= Death of Sasi Perumal =

Sasi Perumal (சசி பெருமாள்) (c. 1955 – 31 July 2015) was a Gandhian activist and anti-liquor activist from Salem, Tamil Nadu. He protested for the enforcement of prohibition in Tamil Nadu for over four decades.
He died near Marthandam in Kanyakumari after staging a demonstration atop a BSNL tower for the removal of a TASMAC outlet near a church at Unnamalaikkadai.

==Protests==
Sasi Perumal started his anti-liquor crusade after prohibition was lifted in Tamil Nadu in 1971. He ran awareness meetings, first in his village and in the surrounding areas. Later, he shifted his base to the city of Salem.
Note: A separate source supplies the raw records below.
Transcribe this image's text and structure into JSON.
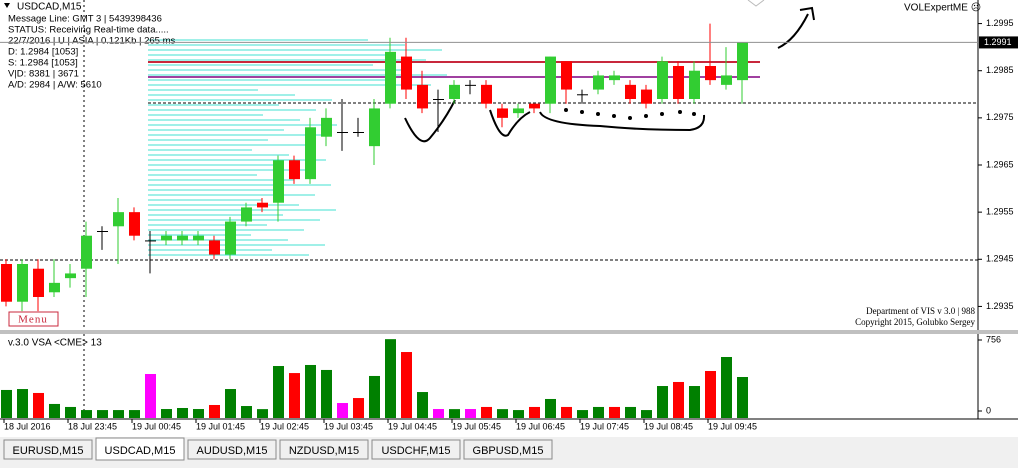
{
  "chart_data": [
    {
      "type": "candlestick",
      "title": "USDCAD,M15",
      "info_lines": [
        "Message Line: GMT 3 | 5439398436",
        "STATUS:  Receiving Real-time data.....",
        "22/7/2016 | U | ASIA | 0.121Kb | 265 ms",
        "D: 1.2984  [1053]",
        "S: 1.2984  [1053]",
        "V|D: 8381 | 3671",
        "A/D: 2984 | A/W: 5610"
      ],
      "indicator_name": "VOLExpertME ☹",
      "credits": [
        "Department of VIS v 3.0 | 988",
        "Copyright 2015, Golubko Sergey"
      ],
      "menu_button": "Menu",
      "x": [
        "18 Jul 2016",
        null,
        null,
        null,
        "18 Jul 23:45",
        null,
        null,
        null,
        "19 Jul 00:45",
        null,
        null,
        null,
        "19 Jul 01:45",
        null,
        null,
        null,
        "19 Jul 02:45",
        null,
        null,
        null,
        "19 Jul 03:45",
        null,
        null,
        null,
        "19 Jul 04:45",
        null,
        null,
        null,
        "19 Jul 05:45",
        null,
        null,
        null,
        "19 Jul 06:45",
        null,
        null,
        null,
        "19 Jul 07:45",
        null,
        null,
        null,
        "19 Jul 08:45",
        null,
        null,
        null,
        "19 Jul 09:45",
        null,
        null
      ],
      "open": [
        1.2944,
        1.2936,
        1.2943,
        1.2938,
        1.2941,
        1.2943,
        1.2951,
        1.2952,
        1.2955,
        1.2949,
        1.2949,
        1.2949,
        1.2949,
        1.2949,
        1.2946,
        1.2953,
        1.2957,
        1.2957,
        1.2966,
        1.2962,
        1.2971,
        1.2972,
        1.2972,
        1.2969,
        1.2978,
        1.2988,
        1.2982,
        1.2979,
        1.2979,
        1.2982,
        1.2982,
        1.2977,
        1.2976,
        1.2978,
        1.2978,
        1.2987,
        1.298,
        1.2981,
        1.2983,
        1.2982,
        1.2981,
        1.2979,
        1.2986,
        1.2979,
        1.2986,
        1.2982,
        1.2983
      ],
      "high": [
        1.2945,
        1.2945,
        1.2945,
        1.2945,
        1.2944,
        1.2953,
        1.2952,
        1.2958,
        1.2956,
        1.2951,
        1.2951,
        1.2951,
        1.2951,
        1.295,
        1.2954,
        1.2957,
        1.2958,
        1.2967,
        1.2967,
        1.2975,
        1.2977,
        1.2979,
        1.2975,
        1.2979,
        1.2992,
        1.2992,
        1.2985,
        1.2981,
        1.2983,
        1.2983,
        1.2983,
        1.2978,
        1.2978,
        1.2978,
        1.2988,
        1.2987,
        1.2981,
        1.2985,
        1.2985,
        1.2983,
        1.2982,
        1.2988,
        1.2987,
        1.2987,
        1.2995,
        1.299,
        1.2991
      ],
      "low": [
        1.2935,
        1.2934,
        1.2934,
        1.2937,
        1.2939,
        1.2937,
        1.2947,
        1.2944,
        1.2949,
        1.2942,
        1.2948,
        1.2948,
        1.2948,
        1.2945,
        1.2945,
        1.2952,
        1.2955,
        1.2953,
        1.2961,
        1.2961,
        1.2969,
        1.2968,
        1.2971,
        1.2965,
        1.2977,
        1.2979,
        1.2976,
        1.2972,
        1.2978,
        1.298,
        1.2977,
        1.2973,
        1.2975,
        1.2976,
        1.2976,
        1.2978,
        1.2978,
        1.298,
        1.2982,
        1.2978,
        1.2977,
        1.2978,
        1.2978,
        1.2978,
        1.2982,
        1.2981,
        1.2978
      ],
      "close": [
        1.2936,
        1.2944,
        1.2937,
        1.294,
        1.2942,
        1.295,
        1.2951,
        1.2955,
        1.295,
        1.2949,
        1.295,
        1.295,
        1.295,
        1.2946,
        1.2953,
        1.2956,
        1.2956,
        1.2966,
        1.2962,
        1.2973,
        1.2975,
        1.2972,
        1.2972,
        1.2977,
        1.2989,
        1.2981,
        1.2977,
        1.2979,
        1.2982,
        1.2982,
        1.2978,
        1.2975,
        1.2977,
        1.2977,
        1.2988,
        1.2981,
        1.298,
        1.2984,
        1.2984,
        1.2979,
        1.2978,
        1.2987,
        1.2979,
        1.2985,
        1.2983,
        1.2984,
        1.2991
      ],
      "up_color": "#32cd32",
      "down_color": "#ff0000",
      "ylim": [
        1.293,
        1.3
      ],
      "yticks": [
        1.2995,
        1.2985,
        1.2975,
        1.2965,
        1.2955,
        1.2945,
        1.2935
      ],
      "current_price": 1.2991
    },
    {
      "type": "volume",
      "title": "v.3.0 VSA <CME> 13",
      "values": [
        224,
        234,
        192,
        75,
        43,
        10,
        10,
        10,
        10,
        394,
        21,
        32,
        21,
        64,
        234,
        53,
        20,
        479,
        404,
        490,
        437,
        85,
        138,
        373,
        765,
        628,
        202,
        21,
        20,
        21,
        43,
        20,
        10,
        43,
        128,
        43,
        10,
        43,
        43,
        43,
        10,
        266,
        309,
        266,
        426,
        575,
        362
      ],
      "colors": [
        "#008000",
        "#008000",
        "#ff0000",
        "#008000",
        "#008000",
        "#008000",
        "#008000",
        "#008000",
        "#008000",
        "#ff00ff",
        "#008000",
        "#008000",
        "#008000",
        "#ff0000",
        "#008000",
        "#008000",
        "#008000",
        "#008000",
        "#ff0000",
        "#008000",
        "#008000",
        "#ff00ff",
        "#ff0000",
        "#008000",
        "#008000",
        "#ff0000",
        "#008000",
        "#ff00ff",
        "#008000",
        "#ff00ff",
        "#ff0000",
        "#008000",
        "#008000",
        "#ff0000",
        "#008000",
        "#ff0000",
        "#008000",
        "#008000",
        "#ff0000",
        "#008000",
        "#008000",
        "#008000",
        "#ff0000",
        "#008000",
        "#ff0000",
        "#008000",
        "#008000"
      ],
      "ylim": [
        0,
        756
      ],
      "yticks": [
        756,
        0
      ]
    }
  ],
  "tabs": [
    "EURUSD,M15",
    "USDCAD,M15",
    "AUDUSD,M15",
    "NZDUSD,M15",
    "USDCHF,M15",
    "GBPUSD,M15"
  ],
  "active_tab": 1
}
He was often spotted near the statues of Mahatma Gandhi and K. Kamaraj, wearing a Gandhi cap and holding the India national flag, exhorting people not to drink alcohol.

He had staged many protests with his National Peoples Federation, including a 33-day hunger strike in 2013, and a long fast in 2014 at Jantar Mantar in New Delhi, demanding nationwide prohibition.

== Death ==
Sasi Perumal died on 31 July 2015 while climbing down from mobile tower after staging a protest. He was accidentally pierced by a rod which led to a fall. He had been protesting for the shifting of a TASMAC outlet in Unnamalaikadai, a panchayat town in Kanyakumari district.

His death sparked a series of violent protests in Tamil Nadu. On 3 August 2015, MDMK general secretary Vaiko was charged with rioting after a demonstration in his native village, Kalingapatty. On 5 August, a 40-year-old TASMAC employee was killed when a kerosene bottle was thrown in his shop. With State Assembly elections due in 2016, many political parties including the DMK have pronounced themselves in favour of prohibition.

== Private life ==
Sasi Perumal was born S. K. Perumal in a farming family. He changed his name to Sasi in memory of Tamil actor Sasikumar who died in 1974. He had two sons from a first marriage and a daughter with his second wife Makilam Ammal.